Before anyone even thought of the .308, Savage brought out the .300 Savage, doing more or less the same thing, a smaller round giving about the same velocity as the original .30-06. This is a 150 grain bullet at around 2700 feet per second. This is a magic number for a rifle bullet. A spitzer (pointed) bullet at about that speed will hit about as far as a skilled marksman can aim. And a spitzer bullet with enough weight, say the 150 .30 caliber or the 154 8mm of the Germans can do everything an infantryman needs to do with a rifle. It can kill a man or a truck as far as the soldier can shoot. After than, call in the artillery.
So, by WW2 the .30-06 case had about a half inch or more of empty space that drove the Ordnance boys mad. Civilian hunters did not mind, the improvements in powder gave them more velocity. It was only fairly recently that civilian hunters learned that velocities above 2700 fps are wasted in about 99% of hunting situations, something the military learned back in 1906. This would be a separate issue but, offhand I'll just say that very high velocity is a special purpose affair, not a general hunting round.
Anyhow, the war wasn't over before the military started looking for a new cartridge. They wanted to keep the .30 caliber, after all, they had lots and lots of machinery to make .30 caliber barrels. They wanted the magic 2700 fps with a 150 grain bullet. I only know one name of the ordnance types involved with developing this round, Phil Sharpe. Philip Burdette Sharpe was one of the lions of the prewar handloading movement, writing one of the seminal books of smokeless powder reloading.
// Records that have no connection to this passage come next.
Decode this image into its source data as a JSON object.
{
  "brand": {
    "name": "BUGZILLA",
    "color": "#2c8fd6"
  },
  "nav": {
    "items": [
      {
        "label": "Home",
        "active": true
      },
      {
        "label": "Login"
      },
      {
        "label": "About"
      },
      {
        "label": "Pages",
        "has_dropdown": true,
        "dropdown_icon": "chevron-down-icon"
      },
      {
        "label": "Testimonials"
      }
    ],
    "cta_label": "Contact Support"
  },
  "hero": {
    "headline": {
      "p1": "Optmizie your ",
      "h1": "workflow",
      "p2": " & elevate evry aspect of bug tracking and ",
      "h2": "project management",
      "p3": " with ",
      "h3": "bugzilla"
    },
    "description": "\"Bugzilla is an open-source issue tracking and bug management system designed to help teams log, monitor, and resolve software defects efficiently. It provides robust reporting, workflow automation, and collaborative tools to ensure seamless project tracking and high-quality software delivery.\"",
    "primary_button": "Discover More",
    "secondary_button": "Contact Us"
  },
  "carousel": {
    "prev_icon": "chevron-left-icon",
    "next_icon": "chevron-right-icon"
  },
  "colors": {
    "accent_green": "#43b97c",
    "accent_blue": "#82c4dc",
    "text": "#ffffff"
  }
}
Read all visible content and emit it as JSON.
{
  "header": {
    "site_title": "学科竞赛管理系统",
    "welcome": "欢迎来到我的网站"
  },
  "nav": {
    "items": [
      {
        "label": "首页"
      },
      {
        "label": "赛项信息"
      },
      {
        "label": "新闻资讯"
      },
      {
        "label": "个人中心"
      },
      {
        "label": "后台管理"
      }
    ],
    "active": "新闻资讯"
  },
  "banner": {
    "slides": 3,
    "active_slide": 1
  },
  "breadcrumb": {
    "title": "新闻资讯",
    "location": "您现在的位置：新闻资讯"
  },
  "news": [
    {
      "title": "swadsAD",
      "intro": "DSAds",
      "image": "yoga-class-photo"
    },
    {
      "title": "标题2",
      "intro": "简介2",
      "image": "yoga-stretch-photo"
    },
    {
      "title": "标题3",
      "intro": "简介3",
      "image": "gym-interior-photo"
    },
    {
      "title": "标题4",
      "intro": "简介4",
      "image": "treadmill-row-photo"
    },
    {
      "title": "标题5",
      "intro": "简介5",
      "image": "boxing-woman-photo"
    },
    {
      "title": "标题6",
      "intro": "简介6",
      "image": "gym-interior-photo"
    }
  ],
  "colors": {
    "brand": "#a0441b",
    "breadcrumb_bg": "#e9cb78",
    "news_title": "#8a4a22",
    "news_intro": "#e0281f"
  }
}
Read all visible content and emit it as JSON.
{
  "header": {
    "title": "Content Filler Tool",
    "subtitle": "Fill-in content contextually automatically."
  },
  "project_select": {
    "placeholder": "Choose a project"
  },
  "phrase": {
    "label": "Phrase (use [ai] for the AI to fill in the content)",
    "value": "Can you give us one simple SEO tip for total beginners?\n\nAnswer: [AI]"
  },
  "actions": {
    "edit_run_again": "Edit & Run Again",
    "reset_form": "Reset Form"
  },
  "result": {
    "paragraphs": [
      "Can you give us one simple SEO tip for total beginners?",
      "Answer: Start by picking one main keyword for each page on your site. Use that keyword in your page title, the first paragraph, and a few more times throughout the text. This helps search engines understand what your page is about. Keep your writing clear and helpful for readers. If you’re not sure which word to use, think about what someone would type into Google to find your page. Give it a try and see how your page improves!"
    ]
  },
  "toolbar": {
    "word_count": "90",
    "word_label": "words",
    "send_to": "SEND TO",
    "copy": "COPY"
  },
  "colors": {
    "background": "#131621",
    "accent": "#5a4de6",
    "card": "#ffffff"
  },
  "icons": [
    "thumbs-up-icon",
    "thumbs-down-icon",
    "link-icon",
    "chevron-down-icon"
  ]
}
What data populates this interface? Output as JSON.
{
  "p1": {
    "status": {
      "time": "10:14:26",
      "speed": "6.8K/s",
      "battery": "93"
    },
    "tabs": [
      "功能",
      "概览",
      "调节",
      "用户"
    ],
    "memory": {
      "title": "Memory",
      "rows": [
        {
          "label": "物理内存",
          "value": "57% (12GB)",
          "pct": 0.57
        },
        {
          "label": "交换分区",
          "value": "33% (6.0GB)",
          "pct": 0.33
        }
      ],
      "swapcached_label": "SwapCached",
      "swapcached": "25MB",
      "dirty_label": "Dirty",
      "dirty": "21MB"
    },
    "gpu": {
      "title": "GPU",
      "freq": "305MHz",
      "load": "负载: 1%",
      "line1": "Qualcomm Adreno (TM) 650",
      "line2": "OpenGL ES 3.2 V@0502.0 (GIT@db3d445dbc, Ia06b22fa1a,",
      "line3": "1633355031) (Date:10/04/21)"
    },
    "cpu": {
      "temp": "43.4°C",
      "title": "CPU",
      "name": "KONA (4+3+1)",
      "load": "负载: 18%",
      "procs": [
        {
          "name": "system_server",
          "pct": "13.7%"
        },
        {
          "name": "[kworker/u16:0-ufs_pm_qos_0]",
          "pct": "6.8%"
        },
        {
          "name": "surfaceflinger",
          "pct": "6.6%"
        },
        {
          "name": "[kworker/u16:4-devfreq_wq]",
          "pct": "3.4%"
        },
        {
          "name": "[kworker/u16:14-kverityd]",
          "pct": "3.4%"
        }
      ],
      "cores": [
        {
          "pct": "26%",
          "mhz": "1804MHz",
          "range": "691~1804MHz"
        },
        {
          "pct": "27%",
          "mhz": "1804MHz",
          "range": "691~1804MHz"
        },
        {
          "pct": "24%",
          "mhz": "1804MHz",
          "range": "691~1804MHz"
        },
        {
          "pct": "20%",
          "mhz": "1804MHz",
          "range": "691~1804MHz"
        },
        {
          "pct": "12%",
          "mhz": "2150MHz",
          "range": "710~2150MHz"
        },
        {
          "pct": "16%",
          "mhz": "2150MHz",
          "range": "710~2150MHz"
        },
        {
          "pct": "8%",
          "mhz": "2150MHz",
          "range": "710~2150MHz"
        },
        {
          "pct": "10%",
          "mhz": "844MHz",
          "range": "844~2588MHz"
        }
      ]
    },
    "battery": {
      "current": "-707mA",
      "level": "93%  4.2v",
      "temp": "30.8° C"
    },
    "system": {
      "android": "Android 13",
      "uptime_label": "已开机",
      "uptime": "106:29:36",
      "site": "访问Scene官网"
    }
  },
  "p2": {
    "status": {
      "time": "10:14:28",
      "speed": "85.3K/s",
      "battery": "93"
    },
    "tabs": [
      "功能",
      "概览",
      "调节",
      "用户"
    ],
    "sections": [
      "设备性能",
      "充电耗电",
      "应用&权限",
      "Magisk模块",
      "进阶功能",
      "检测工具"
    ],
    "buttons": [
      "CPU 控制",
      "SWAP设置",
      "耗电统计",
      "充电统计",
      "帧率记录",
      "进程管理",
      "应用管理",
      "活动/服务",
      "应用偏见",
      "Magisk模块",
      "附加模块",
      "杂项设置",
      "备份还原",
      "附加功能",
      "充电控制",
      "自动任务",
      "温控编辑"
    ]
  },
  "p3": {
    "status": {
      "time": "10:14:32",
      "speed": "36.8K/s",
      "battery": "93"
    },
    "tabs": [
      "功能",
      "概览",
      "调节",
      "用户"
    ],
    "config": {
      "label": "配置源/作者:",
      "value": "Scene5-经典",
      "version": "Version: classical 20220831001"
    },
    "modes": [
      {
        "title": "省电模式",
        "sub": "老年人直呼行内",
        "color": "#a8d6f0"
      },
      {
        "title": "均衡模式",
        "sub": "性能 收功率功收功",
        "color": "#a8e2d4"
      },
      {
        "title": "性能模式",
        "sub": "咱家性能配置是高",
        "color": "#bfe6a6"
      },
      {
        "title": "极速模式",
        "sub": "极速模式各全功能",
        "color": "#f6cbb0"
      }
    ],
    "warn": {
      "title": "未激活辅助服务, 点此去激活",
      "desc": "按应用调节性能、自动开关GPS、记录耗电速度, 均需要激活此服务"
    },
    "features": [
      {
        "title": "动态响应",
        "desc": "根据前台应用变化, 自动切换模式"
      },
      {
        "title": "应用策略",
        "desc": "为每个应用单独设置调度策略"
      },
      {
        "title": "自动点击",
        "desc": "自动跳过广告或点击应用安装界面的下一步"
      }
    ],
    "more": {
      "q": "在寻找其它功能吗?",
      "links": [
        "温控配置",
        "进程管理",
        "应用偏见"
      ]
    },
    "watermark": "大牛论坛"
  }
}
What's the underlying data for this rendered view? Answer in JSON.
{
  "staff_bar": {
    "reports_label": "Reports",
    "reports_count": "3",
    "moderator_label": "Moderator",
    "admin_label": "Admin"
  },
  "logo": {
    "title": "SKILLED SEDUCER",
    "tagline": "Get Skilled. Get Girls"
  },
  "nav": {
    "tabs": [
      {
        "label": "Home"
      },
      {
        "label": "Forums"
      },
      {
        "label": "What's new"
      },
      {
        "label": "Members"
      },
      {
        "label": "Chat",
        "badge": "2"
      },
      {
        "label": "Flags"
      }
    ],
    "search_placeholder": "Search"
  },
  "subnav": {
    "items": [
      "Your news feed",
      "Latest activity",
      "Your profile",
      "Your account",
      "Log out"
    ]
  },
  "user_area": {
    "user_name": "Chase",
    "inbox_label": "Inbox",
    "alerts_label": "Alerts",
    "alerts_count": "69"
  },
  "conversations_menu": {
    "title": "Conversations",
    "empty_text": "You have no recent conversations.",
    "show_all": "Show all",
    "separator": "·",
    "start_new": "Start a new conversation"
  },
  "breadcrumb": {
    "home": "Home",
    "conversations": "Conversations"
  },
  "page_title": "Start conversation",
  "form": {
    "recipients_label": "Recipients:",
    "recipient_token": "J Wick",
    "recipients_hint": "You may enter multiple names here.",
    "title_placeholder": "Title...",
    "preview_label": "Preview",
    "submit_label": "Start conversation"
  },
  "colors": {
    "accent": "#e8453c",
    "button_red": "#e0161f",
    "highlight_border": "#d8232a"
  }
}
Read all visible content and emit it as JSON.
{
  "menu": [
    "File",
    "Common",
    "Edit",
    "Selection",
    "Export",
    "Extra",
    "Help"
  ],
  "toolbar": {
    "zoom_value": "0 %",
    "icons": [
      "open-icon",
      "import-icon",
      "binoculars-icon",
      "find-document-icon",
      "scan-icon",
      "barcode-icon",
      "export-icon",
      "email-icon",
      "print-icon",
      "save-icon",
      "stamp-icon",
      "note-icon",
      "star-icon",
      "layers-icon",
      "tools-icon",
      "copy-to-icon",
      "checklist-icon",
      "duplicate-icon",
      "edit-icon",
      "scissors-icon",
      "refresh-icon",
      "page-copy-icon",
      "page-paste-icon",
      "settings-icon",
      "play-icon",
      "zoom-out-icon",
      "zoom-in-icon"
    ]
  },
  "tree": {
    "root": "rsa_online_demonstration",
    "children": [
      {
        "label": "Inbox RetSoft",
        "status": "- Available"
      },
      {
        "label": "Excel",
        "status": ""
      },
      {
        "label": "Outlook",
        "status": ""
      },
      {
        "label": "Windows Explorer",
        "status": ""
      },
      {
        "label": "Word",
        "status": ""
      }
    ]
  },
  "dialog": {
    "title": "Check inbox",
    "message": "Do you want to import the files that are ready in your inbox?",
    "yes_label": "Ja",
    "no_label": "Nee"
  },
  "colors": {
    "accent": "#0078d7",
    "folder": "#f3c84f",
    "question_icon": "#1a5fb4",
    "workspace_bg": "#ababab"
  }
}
This was A Complete Guide To Handloading, first published in 1937. As an aside, it's fun to read those old books, if for no other reason to see how folks took various things that today give the safety "experts" the vapors.
At any rate, somehow a bunch of Phil Shape's old notebooks came to the folks at Handloader Magazine, part of those notebooks was a long study of an obscure French Cartridge, the 7.5 mm. The .308 is very close to that cartridge case. Anyhow the .308, also known as the 7.62mm NATO is a pretty cool little round. It can easily beat the original 150gr. at 2700fps of the first .30-06. As a matter of fact several powders will beat 2700fps with a 175 gr. out of a 24 inch barrel.
Most .308s will not handle those long 220 grain round nose soft points, the one in twelve twist rates of the barrels will simply not stabilize them This is not a big deal, though. A lot of the newer, lighter bonded or all copper Barnes bullets will penetrate just as deeply. I would be very surprised if something like the 180 grain Hornady Interbond or that new Speer Deep Curl didn't do the job as well as, say, the old Remington 220 grain round nosed soft point out of the .30-06. Powder and bullet technology have advanced that far.
An open country hunter would be very well served with the Barnes 140 grain XBT slug, there are several loads that will give a muzzle velocity of over 2900 fps. Someone please explain to me exactly why I would need one of those real loud, real heavy Magnum rifles again. A hunter loaded with that bullet, at that velocity would have all the ooomph! needed to kill any deer, speed goat, or caribou way out past where 98% of all hunters should ever take a shot at unwounded game.
Something bigger out there? A 180 grain Norler Partition, Hornady Interbond, Swift A-Frame or Speer Deep Curl and you are up for Elk out to at least 250 yards. Moose? A little closer, although that's no problem, the only way to see a Moose at more than 250 yards is across a lake, Moose are not exactly plains animals.
With the exception of the Great Bears of North America, there is nothing but the Bison that I would hesitate to go after with the .308. To tell the truth, with a premium bullet, the Bison would fall but it just wouldn't be right. A Bison would deserve a Sharps or a Remington Rolling Block.